Conservative leader came to power during 1975 constitutional crisis, when Queen’s representative ousted then-PM Whitlam.

File photo of former Australian Prime Minister Malcolm Fraser with his wife Tamie at Sydney''s Town Hall
Fraser became a vocal critic of conservative politics and a thorn in the side of the center-right Liberal Party he once led [Reuters]

Malcolm Fraser, the former Australian prime minister who was notoriously catapulted to power by a constitutional crisis that left the nation bitterly divided, has died. He was 84.

“It is with deep sadness that we inform you that after a brief illness John Malcolm Fraser died peacefully in the early hours of the morning,” a statement released by his office said on Friday.

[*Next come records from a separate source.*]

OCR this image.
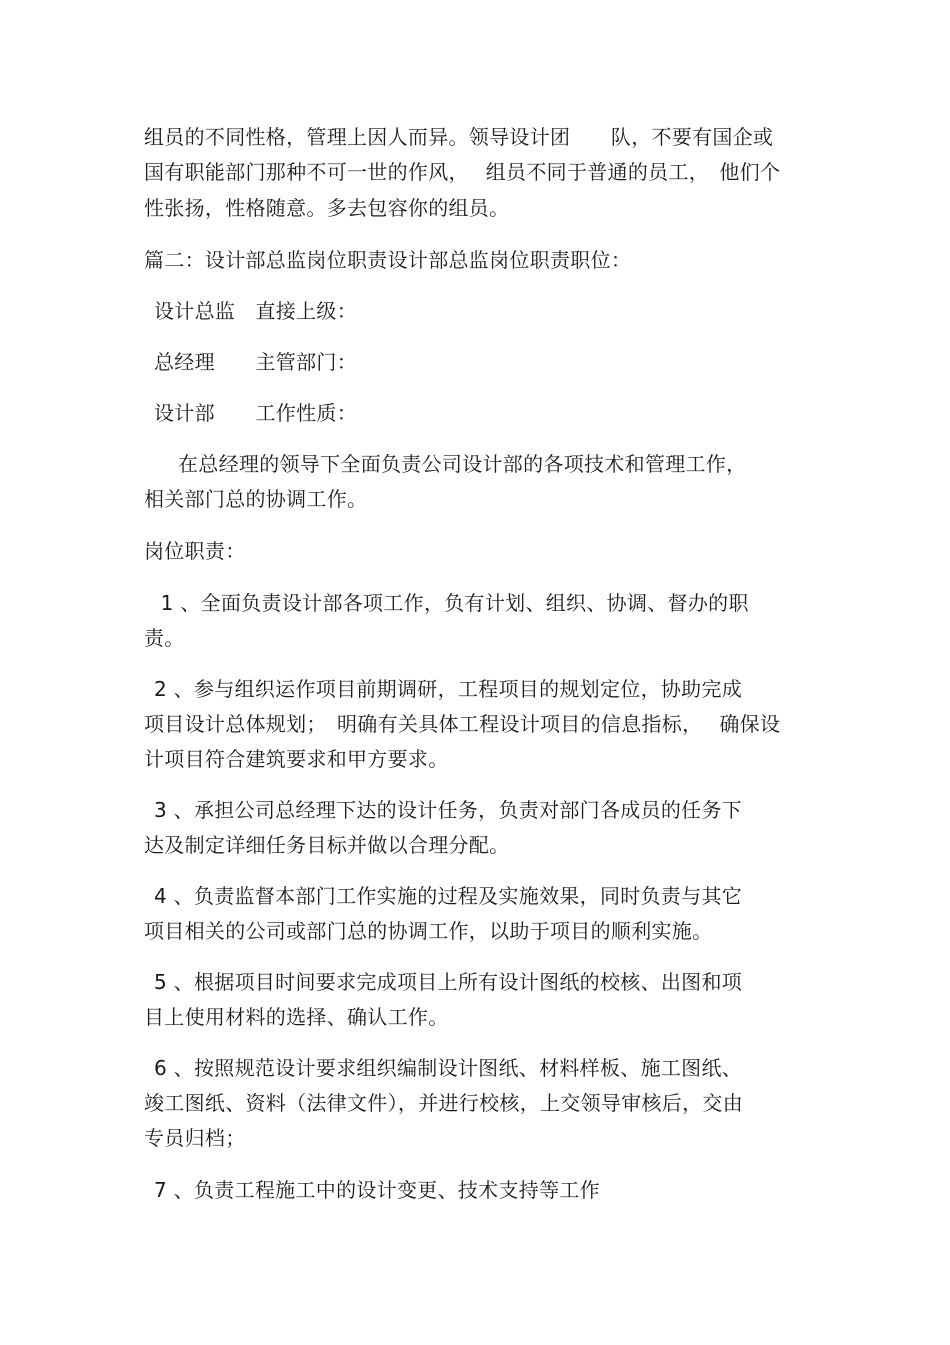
组员的不同性格，管理上因人而异。领导设计团　　队，不要有国企或
国有职能部门那种不可一世的作风，　 组员不同于普通的员工，　他们个
性张扬，性格随意。多去包容你的组员。
篇二：设计部总监岗位职责设计部总监岗位职责职位：
设计总监　直接上级：
总经理　　主管部门：
设计部　　工作性质：
在总经理的领导下全面负责公司设计部的各项技术和管理工作，
相关部门总的协调工作。
岗位职责：
1 、全面负责设计部各项工作，负有计划、组织、协调、督办的职
责。
2 、参与组织运作项目前期调研，工程项目的规划定位，协助完成
项目设计总体规划；　明确有关具体工程设计项目的信息指标，　 确保设
计项目符合建筑要求和甲方要求。
3 、承担公司总经理下达的设计任务，负责对部门各成员的任务下
达及制定详细任务目标并做以合理分配。
4 、负责监督本部门工作实施的过程及实施效果，同时负责与其它
项目相关的公司或部门总的协调工作，以助于项目的顺利实施。
5 、根据项目时间要求完成项目上所有设计图纸的校核、出图和项
目上使用材料的选择、确认工作。
6 、按照规范设计要求组织编制设计图纸、材料样板、施工图纸、
竣工图纸、资料（法律文件），并进行校核，上交领导审核后，交由
专员归档；
7 、负责工程施工中的设计变更、技术支持等工作
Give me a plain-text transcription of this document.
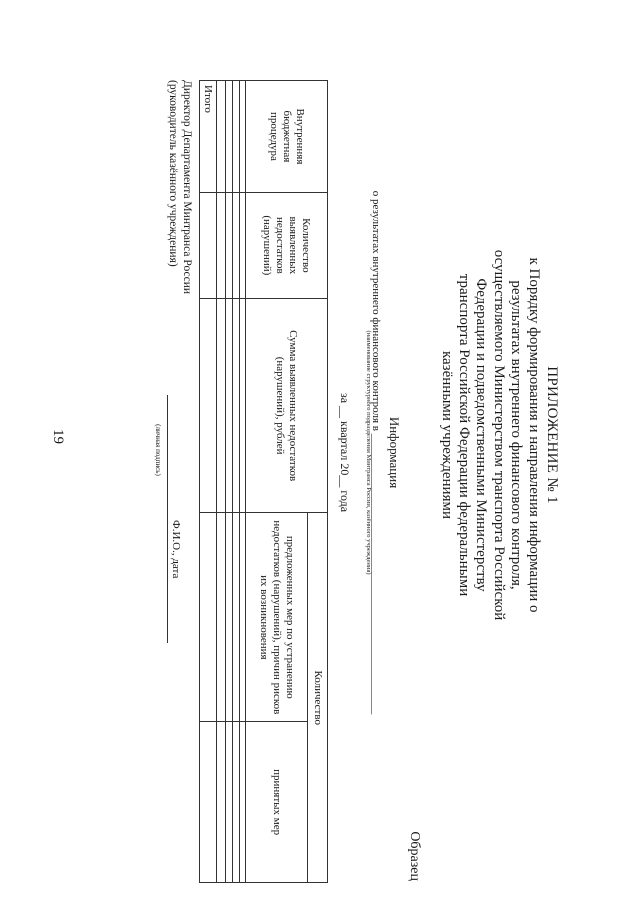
19	ПРИЛОЖЕНИЕ № 1
к Порядку формирования и направления информации о
результатах внутреннего финансового контроля,
осуществляемого Министерством транспорта Российской
Федерации и подведомственными Министерству
транспорта Российской Федерации федеральными
казёнными учреждениями
Образец
Информация
о результатах внутреннего финансового контроля в ___________________________________________________
(наименование структурного подразделения Минтранса России, казённого учреждения)
за __ квартал 20__ года
Внутренняя бюджетная процедура	Количество выявленных недостатков (нарушений)	Сумма выявленных недостатков (нарушений), рублей	Количество	
			предложенных мер по устранению недостатков (нарушений), причин рисков их возникновения	принятых мер

Итого				
Директор Департамента Минтранса России
(руководитель казённого учреждения)
Ф.И.О., дата
(личная подпись)
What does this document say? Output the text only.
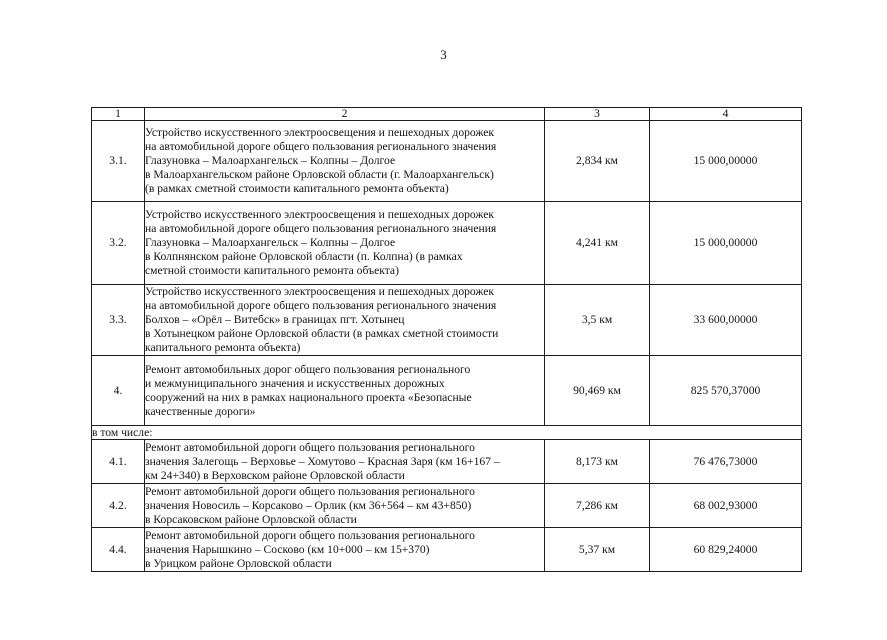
3
1	2	3	4
3.1.	Устройство искусственного электроосвещения и пешеходных дорожек
на автомобильной дороге общего пользования регионального значения
Глазуновка – Малоархангельск – Колпны – Долгое
в Малоархангельском районе Орловской области (г. Малоархангельск)
(в рамках сметной стоимости капитального ремонта объекта)	2,834 км	15 000,00000
3.2.	Устройство искусственного электроосвещения и пешеходных дорожек
на автомобильной дороге общего пользования регионального значения
Глазуновка – Малоархангельск – Колпны – Долгое
в Колпнянском районе Орловской области (п. Колпна) (в рамках
сметной стоимости капитального ремонта объекта)	4,241 км	15 000,00000
3.3.	Устройство искусственного электроосвещения и пешеходных дорожек
на автомобильной дороге общего пользования регионального значения
Болхов – «Орёл – Витебск» в границах пгт. Хотынец
в Хотынецком районе Орловской области (в рамках сметной стоимости
капитального ремонта объекта)	3,5 км	33 600,00000
4.	Ремонт автомобильных дорог общего пользования регионального
и межмуниципального значения и искусственных дорожных
сооружений на них в рамках национального проекта «Безопасные
качественные дороги»	90,469 км	825 570,37000
в том числе:			
4.1.	Ремонт автомобильной дороги общего пользования регионального
значения Залегощь – Верховье – Хомутово – Красная Заря (км 16+167 –
км 24+340) в Верховском районе Орловской области	8,173 км	76 476,73000
4.2.	Ремонт автомобильной дороги общего пользования регионального
значения Новосиль – Корсаково – Орлик (км 36+564 – км 43+850)
в Корсаковском районе Орловской области	7,286 км	68 002,93000
4.4.	Ремонт автомобильной дороги общего пользования регионального
значения Нарышкино – Сосково (км 10+000 – км 15+370)
в Урицком районе Орловской области	5,37 км	60 829,24000
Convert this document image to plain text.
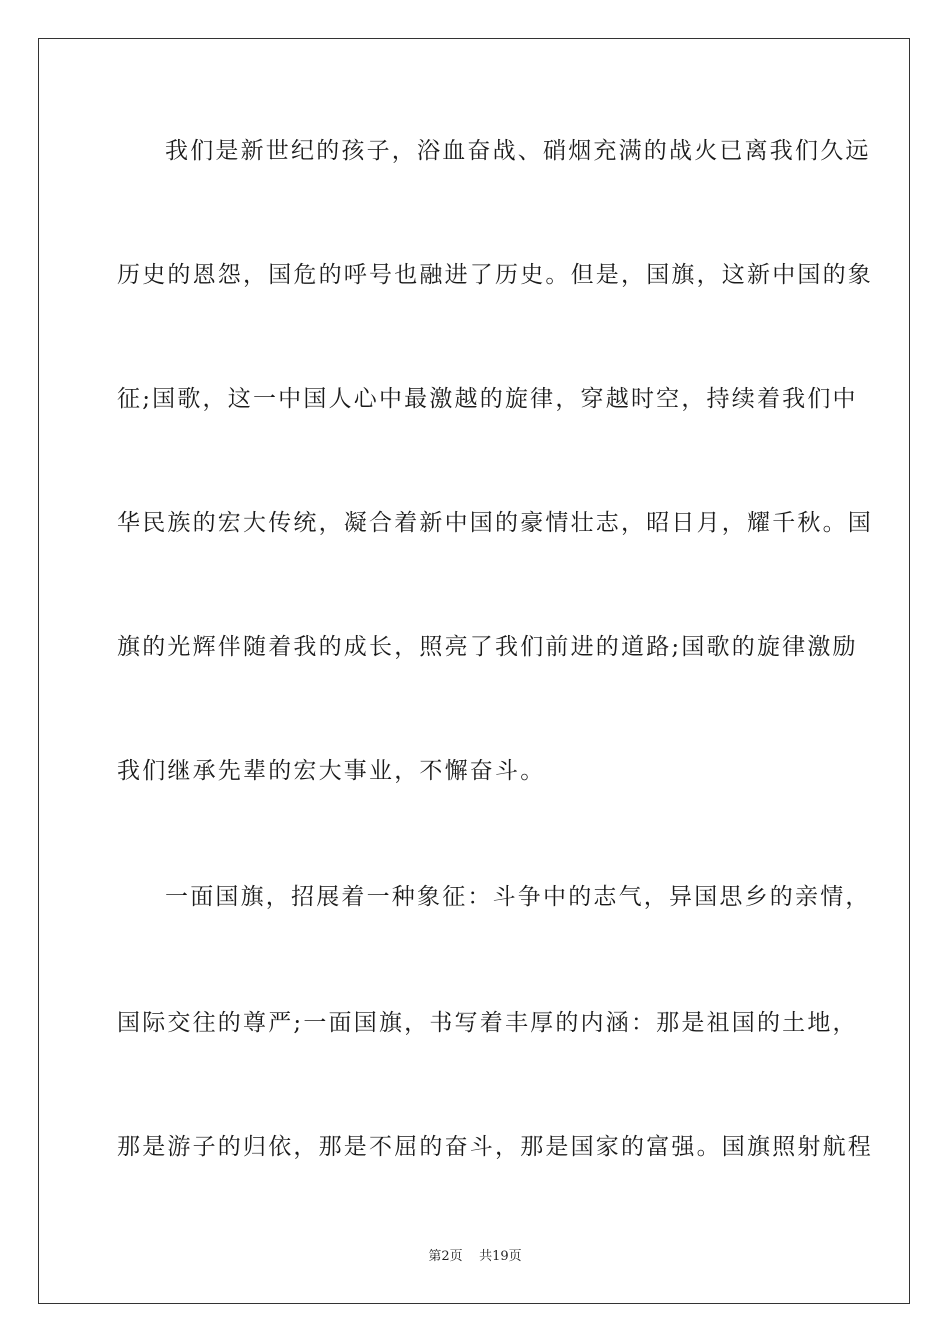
我们是新世纪的孩子，浴血奋战、硝烟充满的战火已离我们久远
历史的恩怨，国危的呼号也融进了历史。但是，国旗，这新中国的象
征;国歌，这一中国人心中最激越的旋律，穿越时空，持续着我们中
华民族的宏大传统，凝合着新中国的豪情壮志，昭日月，耀千秋。国
旗的光辉伴随着我的成长，照亮了我们前进的道路;国歌的旋律激励
我们继承先辈的宏大事业，不懈奋斗。
一面国旗，招展着一种象征：斗争中的志气，异国思乡的亲情，
国际交往的尊严;一面国旗，书写着丰厚的内涵：那是祖国的土地，
那是游子的归依，那是不屈的奋斗，那是国家的富强。国旗照射航程
第2页 共19页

“We appreciate that this will be a shock to all who knew and loved him, but ask that the family be left in peace at this difficult time.” it added.

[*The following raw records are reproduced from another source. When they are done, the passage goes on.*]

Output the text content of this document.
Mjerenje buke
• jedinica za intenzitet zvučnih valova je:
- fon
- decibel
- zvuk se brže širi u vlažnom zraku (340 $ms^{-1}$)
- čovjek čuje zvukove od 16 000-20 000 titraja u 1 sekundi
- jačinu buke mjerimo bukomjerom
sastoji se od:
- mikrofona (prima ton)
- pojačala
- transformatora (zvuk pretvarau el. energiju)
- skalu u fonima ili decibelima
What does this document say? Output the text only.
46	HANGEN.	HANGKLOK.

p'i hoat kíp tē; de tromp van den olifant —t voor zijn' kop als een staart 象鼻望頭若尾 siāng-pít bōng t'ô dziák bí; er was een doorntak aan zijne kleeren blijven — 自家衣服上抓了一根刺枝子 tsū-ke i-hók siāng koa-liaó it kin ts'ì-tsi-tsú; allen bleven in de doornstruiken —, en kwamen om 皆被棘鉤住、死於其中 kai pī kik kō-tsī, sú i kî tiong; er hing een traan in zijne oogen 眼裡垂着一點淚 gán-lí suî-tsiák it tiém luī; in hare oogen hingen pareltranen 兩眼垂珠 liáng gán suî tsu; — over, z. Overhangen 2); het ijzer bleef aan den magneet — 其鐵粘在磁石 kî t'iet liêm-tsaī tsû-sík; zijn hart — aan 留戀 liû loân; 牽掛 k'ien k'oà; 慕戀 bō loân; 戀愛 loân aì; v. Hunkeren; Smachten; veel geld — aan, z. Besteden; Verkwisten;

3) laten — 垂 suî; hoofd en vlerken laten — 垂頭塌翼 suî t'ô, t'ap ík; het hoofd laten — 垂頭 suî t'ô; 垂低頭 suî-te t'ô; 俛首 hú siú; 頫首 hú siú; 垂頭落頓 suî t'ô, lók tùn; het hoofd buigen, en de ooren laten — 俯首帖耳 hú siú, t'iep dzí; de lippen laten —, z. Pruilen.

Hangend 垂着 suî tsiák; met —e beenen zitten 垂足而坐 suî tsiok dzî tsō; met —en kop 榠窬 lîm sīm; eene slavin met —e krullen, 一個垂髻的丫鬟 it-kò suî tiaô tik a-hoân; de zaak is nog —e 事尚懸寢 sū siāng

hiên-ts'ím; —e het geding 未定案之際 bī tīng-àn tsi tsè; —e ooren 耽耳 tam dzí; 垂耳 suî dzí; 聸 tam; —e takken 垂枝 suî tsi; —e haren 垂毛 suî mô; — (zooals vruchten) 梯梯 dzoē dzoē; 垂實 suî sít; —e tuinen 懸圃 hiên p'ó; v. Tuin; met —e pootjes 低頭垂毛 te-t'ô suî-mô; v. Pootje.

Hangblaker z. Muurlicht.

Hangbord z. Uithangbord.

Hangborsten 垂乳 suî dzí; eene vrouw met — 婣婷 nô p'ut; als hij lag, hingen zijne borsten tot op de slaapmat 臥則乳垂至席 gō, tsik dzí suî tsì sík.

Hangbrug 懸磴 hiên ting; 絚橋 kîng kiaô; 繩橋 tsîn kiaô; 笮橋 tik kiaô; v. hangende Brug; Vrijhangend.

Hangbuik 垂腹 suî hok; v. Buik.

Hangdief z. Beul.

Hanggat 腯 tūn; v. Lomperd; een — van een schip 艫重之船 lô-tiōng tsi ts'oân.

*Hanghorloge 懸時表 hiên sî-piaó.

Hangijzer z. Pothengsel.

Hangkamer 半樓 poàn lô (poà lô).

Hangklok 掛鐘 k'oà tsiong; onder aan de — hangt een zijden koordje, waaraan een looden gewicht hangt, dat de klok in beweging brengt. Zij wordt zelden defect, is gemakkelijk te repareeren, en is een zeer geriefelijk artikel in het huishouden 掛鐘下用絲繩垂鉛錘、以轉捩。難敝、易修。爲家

RELATED: Malcolm Fraser talks to Al Jazeera about Australia’s refugee policies in 2013


With the cultivated Australian accent of the old money families and a stony countenance that cartoonists lampooned as an Easter Island statue, many mistook him for a classical conservative.

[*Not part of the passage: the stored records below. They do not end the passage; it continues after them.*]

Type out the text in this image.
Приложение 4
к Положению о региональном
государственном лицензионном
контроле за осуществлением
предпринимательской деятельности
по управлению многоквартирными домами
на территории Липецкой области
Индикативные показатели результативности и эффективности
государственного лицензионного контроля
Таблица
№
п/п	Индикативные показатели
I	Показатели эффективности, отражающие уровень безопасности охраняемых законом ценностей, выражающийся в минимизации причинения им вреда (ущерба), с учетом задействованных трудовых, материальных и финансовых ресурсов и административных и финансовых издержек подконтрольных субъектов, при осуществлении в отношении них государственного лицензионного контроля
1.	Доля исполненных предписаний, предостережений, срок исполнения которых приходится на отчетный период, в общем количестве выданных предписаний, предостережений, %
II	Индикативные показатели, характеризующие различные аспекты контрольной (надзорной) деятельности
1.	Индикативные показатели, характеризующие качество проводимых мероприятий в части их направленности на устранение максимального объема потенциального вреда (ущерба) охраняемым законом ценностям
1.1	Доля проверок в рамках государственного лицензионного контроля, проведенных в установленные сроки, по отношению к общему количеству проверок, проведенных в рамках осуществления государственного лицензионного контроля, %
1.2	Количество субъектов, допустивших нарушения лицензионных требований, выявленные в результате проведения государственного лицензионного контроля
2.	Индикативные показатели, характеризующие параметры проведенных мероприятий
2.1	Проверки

But he later became a vocal critic of conservative politics in Australia and a thorn in the side of the centre-right Liberal Party that he once led and eventually quit in disgust in 2010 following the party’s election of the current Prime Minister Tony Abbott as its leader.

Fraser became the unelected leader of an unsuspecting nation in 1975 when the then Governor-General John Kerr took the unprecedented step of dismissing the chaotic, frenetically reformist government of Prime Minister Gough Whitlam.

It was a development that most Australians had not thought possible. Many were outraged that the Australian representative of Queen Elizabeth II, Australia’s distant constitutional head of state, would dare oust a democratically-elected government.

A month after taking power as a caretaker government, Fraser’s conservative coalition won a clear victory over Whitlam’s centre-left Labor Party. Fraser won another two three-year terms.

But his legitimacy as a leader never recovered from the controversy over how he got there.

Years after Fraser and Whitlam’s parliamentary careers ended, the two political foes became friends. They shared a disappointment that their rival parties had both shifted to the right on issues including the treatment and detention of asylum seekers.

Whitlam died in October last year aged 98.